C’est toujours la même histoire depuis que – sous l’influence néfaste de Jean Monnet – les députés allemands ont vidé de sa substance le traité de l’Elysée! Les Allemands veulent bien s’afficher avec les Français mais ils ne veulent pas, au fond, d’une “Europe européenne”. 

Tous ces cavaliers seuls allemands

(pour cette partie, on se référera aux trois ouvrages que j’ai consacrés aux relations franco-allemandes: en 1998; en 2005 et en 2019)

La liste est longue des cavaliers seuls de l’Allemagne: citons Franz Josef Strauss refusant de soutenir le franc en mai-juin 1968; Helmut Schmidt demandant l’installation de missiles américains de moyenne portée en Europe de l’Ouest (en 1977); Helmut Kohl lançant la réunification sans concertation préalable avec la France le 28 novembre 1989; le même Helmut Kohl poussant unilatéralement la reconnaissance immédiate de la Slovénie et de la Croatie indépendantes en 1992; Angela Merkel faisant sortir brusquement son pays de l’industrie nucléaire civile en 2011; la même ouvrant totalement ses frontières aux “migrants”; ou refusant pandant plusieurs années à Emmanuel Macron toute discussion sérieuse sur un budget de la zone euro…

Il n’y a rien de nouveau sous le soleil franco-allemand. Seuls de Gaulle et Pompidou avaient compris, après l’échec du Traité de l’Elysée, qu’on ne devait rien attendre d’une coopération franco-allemande approfondie. 

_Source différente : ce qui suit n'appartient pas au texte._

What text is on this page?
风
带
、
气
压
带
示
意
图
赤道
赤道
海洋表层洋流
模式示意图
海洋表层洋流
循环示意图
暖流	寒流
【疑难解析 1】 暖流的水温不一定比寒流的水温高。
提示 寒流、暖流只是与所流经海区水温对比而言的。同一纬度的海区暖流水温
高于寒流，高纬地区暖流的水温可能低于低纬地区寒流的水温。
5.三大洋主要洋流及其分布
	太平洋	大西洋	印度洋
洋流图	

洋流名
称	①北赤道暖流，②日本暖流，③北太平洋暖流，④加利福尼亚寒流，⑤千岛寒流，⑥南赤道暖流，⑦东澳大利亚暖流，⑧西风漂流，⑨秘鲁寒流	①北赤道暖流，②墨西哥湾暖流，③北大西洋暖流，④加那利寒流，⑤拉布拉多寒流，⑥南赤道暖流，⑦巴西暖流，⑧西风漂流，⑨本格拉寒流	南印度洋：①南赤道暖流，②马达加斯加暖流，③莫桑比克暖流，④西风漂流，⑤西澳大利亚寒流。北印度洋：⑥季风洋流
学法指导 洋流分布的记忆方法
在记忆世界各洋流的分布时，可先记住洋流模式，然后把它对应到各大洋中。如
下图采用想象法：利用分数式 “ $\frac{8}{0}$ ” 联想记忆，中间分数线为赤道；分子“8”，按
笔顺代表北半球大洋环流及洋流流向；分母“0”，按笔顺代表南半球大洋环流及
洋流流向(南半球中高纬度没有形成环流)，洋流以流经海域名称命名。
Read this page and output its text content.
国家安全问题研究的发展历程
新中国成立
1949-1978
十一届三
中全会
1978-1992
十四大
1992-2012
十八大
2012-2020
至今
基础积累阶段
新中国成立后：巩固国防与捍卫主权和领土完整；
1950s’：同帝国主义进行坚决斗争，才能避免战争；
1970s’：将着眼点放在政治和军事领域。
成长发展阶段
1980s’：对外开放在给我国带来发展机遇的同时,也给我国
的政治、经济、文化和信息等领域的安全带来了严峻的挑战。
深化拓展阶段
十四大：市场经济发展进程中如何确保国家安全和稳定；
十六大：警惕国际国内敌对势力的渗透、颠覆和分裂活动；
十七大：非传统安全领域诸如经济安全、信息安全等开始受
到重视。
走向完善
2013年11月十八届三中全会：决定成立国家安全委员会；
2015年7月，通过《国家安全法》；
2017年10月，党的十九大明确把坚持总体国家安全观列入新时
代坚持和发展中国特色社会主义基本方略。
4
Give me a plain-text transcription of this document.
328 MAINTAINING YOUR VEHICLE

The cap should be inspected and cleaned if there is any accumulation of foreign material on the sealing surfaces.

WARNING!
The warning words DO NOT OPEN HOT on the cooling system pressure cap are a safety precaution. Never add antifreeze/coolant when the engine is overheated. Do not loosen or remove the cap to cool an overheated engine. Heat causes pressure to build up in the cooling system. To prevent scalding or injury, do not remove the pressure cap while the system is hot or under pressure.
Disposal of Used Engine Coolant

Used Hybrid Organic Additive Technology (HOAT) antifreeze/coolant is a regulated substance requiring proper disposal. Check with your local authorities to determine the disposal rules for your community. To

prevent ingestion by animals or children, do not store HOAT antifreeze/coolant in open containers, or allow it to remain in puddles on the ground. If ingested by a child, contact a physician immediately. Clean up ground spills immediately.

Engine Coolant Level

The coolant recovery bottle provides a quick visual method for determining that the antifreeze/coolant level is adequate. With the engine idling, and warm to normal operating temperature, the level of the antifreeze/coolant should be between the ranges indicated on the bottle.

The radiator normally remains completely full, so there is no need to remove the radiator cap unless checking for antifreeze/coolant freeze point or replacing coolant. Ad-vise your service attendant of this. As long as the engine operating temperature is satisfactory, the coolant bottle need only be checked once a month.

Ajoutons que, faisant cavalier seul, l’Allemagne se met souvent dans  des mauvaises situations.  Dont malheureusement les présidents français les tirent régulièrement, au lieu de se préoccuper de rétablir, grâce aux faux pas allemands, l’équilibre entre les deux pays. 

La mauvaise habitude des présidents français de sortir l’Allemagne du fossé. 

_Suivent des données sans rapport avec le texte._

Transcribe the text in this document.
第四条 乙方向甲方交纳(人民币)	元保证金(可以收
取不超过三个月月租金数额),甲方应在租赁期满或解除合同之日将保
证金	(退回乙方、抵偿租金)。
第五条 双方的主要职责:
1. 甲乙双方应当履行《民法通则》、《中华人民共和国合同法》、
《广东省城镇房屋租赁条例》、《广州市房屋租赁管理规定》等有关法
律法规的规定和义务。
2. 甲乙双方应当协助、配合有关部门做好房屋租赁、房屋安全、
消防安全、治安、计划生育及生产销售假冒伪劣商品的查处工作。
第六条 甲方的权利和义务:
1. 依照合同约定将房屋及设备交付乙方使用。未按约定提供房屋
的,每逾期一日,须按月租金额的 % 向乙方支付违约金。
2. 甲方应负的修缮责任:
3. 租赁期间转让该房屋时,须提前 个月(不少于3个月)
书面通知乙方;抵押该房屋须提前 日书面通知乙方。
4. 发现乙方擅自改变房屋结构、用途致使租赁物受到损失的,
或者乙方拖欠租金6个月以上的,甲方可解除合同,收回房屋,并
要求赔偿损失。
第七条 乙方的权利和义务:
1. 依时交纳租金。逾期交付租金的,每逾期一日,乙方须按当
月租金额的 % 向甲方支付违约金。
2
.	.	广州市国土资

+ les gouvernements de Helmut Schmidt et Helmut Kohl avait suscité des manifestations pacifistes monstres en voulant installer les euromissiles sur leur territoire. Au lieu de laisser Kohl se dépétrer de cette crise, Mitterrand alla lui sauver la mise au Bundestag par un discours aussi mauvais que célèbre (avec une formule digne de Monsieur Homais: “Les fusées sont à l’est; les pacifistes sont à l’ouest”). 

+ Kohl avait fait un très mauvais choix de parité monétaire entre le mark est-allemand et le deutsche mark en lançant la réunification (un pour un alors que la compétitivité de la RDA était au mieux le tiers de celle de la RFA). Eh bien que fit Mitterrand, il proposa l’euro, alignant les taux d’intérêt français sur les taux d’intérêt allemand et cassant la belle reprise française du début ders années 1990. 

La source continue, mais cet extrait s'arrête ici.